Ce 11 septembre, j’étais encore journaliste chez AlloCiné, où j’exerçais en tant que chef de la rubrique Business et Economie du Cinéma.
Je discutais au téléphone avec MCB, ancienne stagiaire, lorsqu’elle me dit : « un avion vient de percuter le World Trade Center ». Oui, et la marmotte elle met le chocolat dans le papier d’alu… Je ricane, tout en surfant sur le web. Merde, c’est vrai. Je fonce chez le directeur de la rédaction, on branche LCI… et on assiste en direct au crash du second avion.
A peine croyable. Et pourtant, c’est arrivé. L’hypothèse des attentats ne fait plus aucun doute. Mais qui a pu organiser une pareille opération ? Longtemps, nous allons regarder ensemble la chaîne d’informations. Découvrir que d’autres avions ont été détournés. Voir la tour Sud, puis la tour Nord, s’effondrer. Comme ça, en direct, à la télé. Et réaliser, hébétés, qu’il y a de très nombreuses personnes là-dessous. Combien de victimes dénombrera-t-on ? Nous ne pouvons qu’observer et nous interroger, totalement impuissants devant l’écran. La réalité a dépassé la fiction et nous sommes bien placés pour le savoir.
AlloCiné est un site de cinéma. Nous disposons donc tous d’une bonne culture cinématographique, et nous avons tous en mémoire les films qui ont évoqué des attaques terroristes. Ou des livres, comme ceux de Tom Clancy dont justement, l’adaptation de La Somme de toutes les peurs doit sortir en fin d’année. Le film évoquant une menace d’attentat pendant le SuperBowl, sa sortie sera repoussée. Tom Clancy le visionnaire : son ouvrage suivant, Dette d’honneur –publié en 1994 !-évoque un l’attentat commis par un japonais kamikaze… qui jette un 747 sur le Capitole réuni en Congrès, décapitant alors l’administration américaine. Ca fait froid dans le dos…

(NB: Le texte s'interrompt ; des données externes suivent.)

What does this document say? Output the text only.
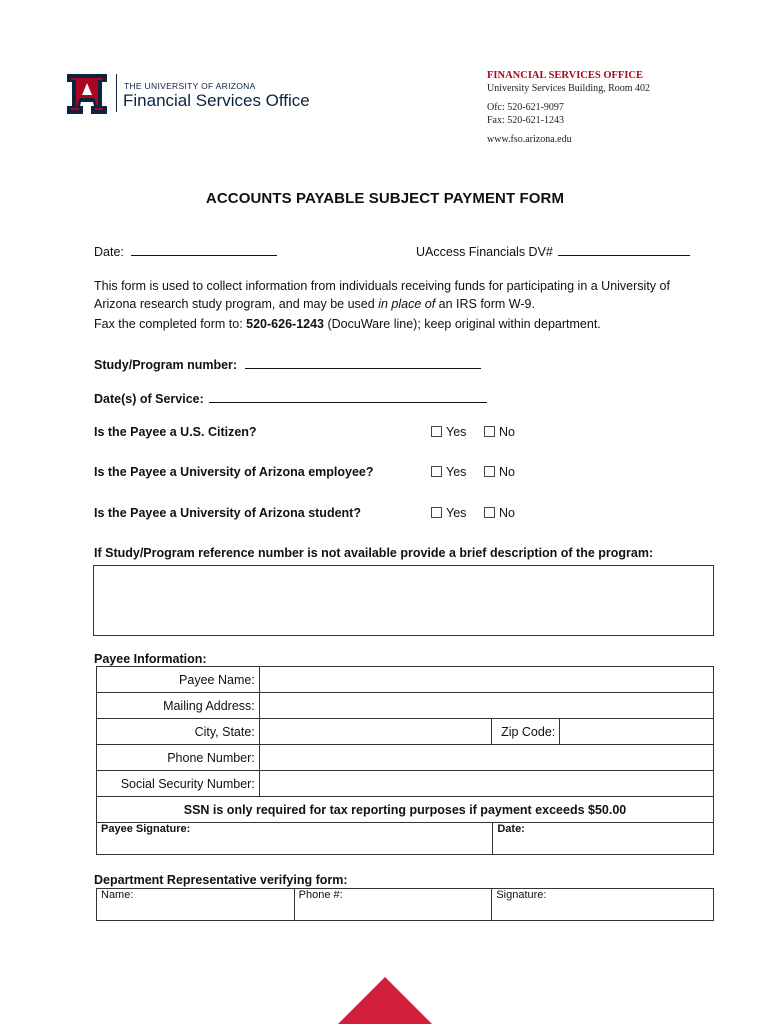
THE UNIVERSITY OF ARIZONA
Financial Services Office
FINANCIAL SERVICES OFFICE
University Services Building, Room 402
Ofc: 520-621-9097
Fax: 520-621-1243
www.fso.arizona.edu
ACCOUNTS PAYABLE SUBJECT PAYMENT FORM
Date:	UAccess Financials DV#
This form is used to collect information from individuals receiving funds for participating in a University of Arizona research study program, and may be used in place of an IRS form W-9.
Fax the completed form to: 520-626-1243 (DocuWare line); keep original within department.
Study/Program number:
Date(s) of Service:
Is the Payee a U.S. Citizen?	Yes	No
Is the Payee a University of Arizona employee?	Yes	No
Is the Payee a University of Arizona student?	Yes	No
If Study/Program reference number is not available provide a brief description of the program:
Payee Information:
Payee Name:			
Mailing Address:			
City, State:		Zip Code:	
Phone Number:			
Social Security Number:			
SSN is only required for tax reporting purposes if payment exceeds $50.00			
Payee Signature:	Date:
Department Representative verifying form:
Name:	Phone #:	Signature:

Le pôle Hollywood exprime en premier son souhait de publier un article, puisque ça touche les Etats-Unis. Tout ce qui est politique est intégré au pôle Business. De plus, c’est un sujet sensible. Tout le monde est d’accord : je rédigerai l’article. Mais article doit-il y avoir ? Qu’un site de cinéma –donc de divertissement- évoque cet événement terrifiant le jour même, n’est-ce pas de la récupération ? Une tentative de faire de l’audience ?
Toutes ces questions, nous nous les posons. Je suis pour un article : en voyant la scène, tout le monde s’est cru dans un film. Rien que pour cela, il faut en parler. Et aussi parce que sans nul doute, ces événements seront relatés sur grand écran, un jour. Ce qui sera d’ailleurs le cas, effectivement, quelques années plus tard, avec World Trade Center d’Oliver Stone, ou Vol 93 de Paul Greengrass.

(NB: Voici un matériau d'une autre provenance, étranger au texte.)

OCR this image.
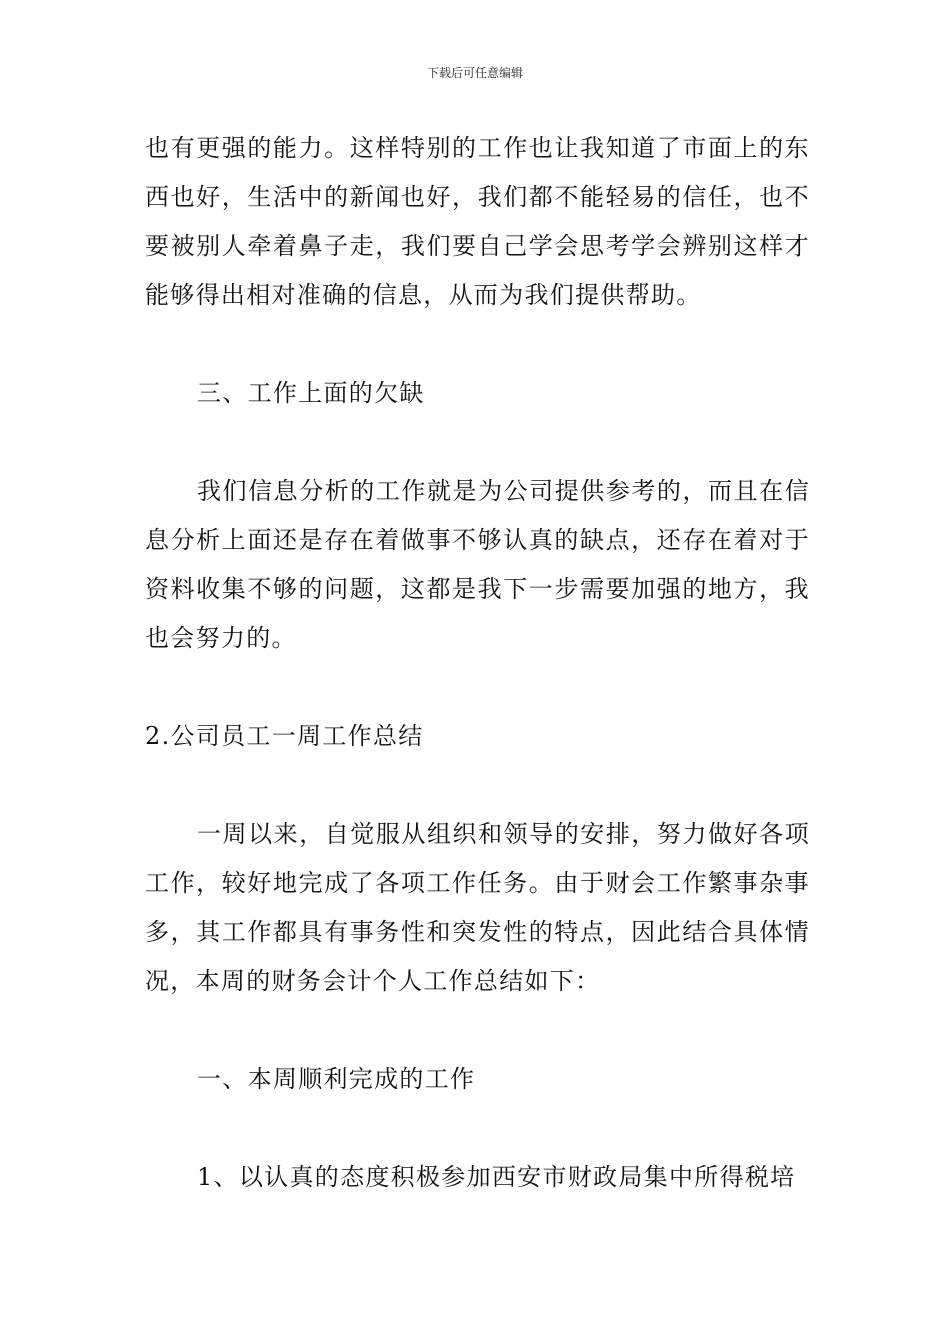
下载后可任意编辑

也有更强的能力。这样特别的工作也让我知道了市面上的东西也好，生活中的新闻也好，我们都不能轻易的信任，也不要被别人牵着鼻子走，我们要自己学会思考学会辨别这样才能够得出相对准确的信息，从而为我们提供帮助。

三、工作上面的欠缺

我们信息分析的工作就是为公司提供参考的，而且在信息分析上面还是存在着做事不够认真的缺点，还存在着对于资料收集不够的问题，这都是我下一步需要加强的地方，我也会努力的。

2.公司员工一周工作总结

一周以来，自觉服从组织和领导的安排，努力做好各项工作，较好地完成了各项工作任务。由于财会工作繁事杂事多，其工作都具有事务性和突发性的特点，因此结合具体情况，本周的财务会计个人工作总结如下：

一、本周顺利完成的工作

1、以认真的态度积极参加西安市财政局集中所得税培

Je rassemble mes idées, et mes souvenirs ciné des attentats à l’écran : à quels films me fait penser cet attentat ? Couvre feu, Independance Day, 58 minutes pour vivre, Collateral Damage, pas encore sorti mais dont la scène d’ouverture évoque précisément l’explosion d’un gratte-ciel. Mais surtout, je réunis toutes les informations dont je dispose sur la réactions des acteurs de l’industrie cinématographique.
S’ensuit une heure incroyable marquée par les pressions que je reçois de toutes parts. Le directeur de la rédaction est une carpette, et fait dans son pantalon à l’idée que l’article ne déplaise à la direction, ce alors que le site vient d’être racheté. Monsieur a peur pour son poste. Alors il me harcèle sur le contenu, avant même sans avoir lu une ligne. Tout en me pressant de finir mon papier : on doit faire la Une… d’urgence ! Schizo, quand tu nous tiens…
Mon problème est le suivant : certes il faut écrire, raconter, mais ne pas choquer. Il faut se recueillir, alerter, mais ne pas faire de business sur les attentats : l’heure n’est pas au divertissement. Mission difficile. Mais mission réussie : le directeur himself me félicitera pour mes articles mesurés -celui du 11 septembre, et celui du 14 septembre– : en conséquence, le pantalon du petit chef restera propre.
Ce 11 septembre 2001, l’horreur est sortie du grand écran pour envahir la réalité. Ce fut un moment particulièrement riche en émotions que de le suivre en direct… et une vraie thérapie que d’utiliser l’écrit, pour mieux évacuer. Sans oublier ces images terribles, qui resteront gravées en moi pour l’éternité.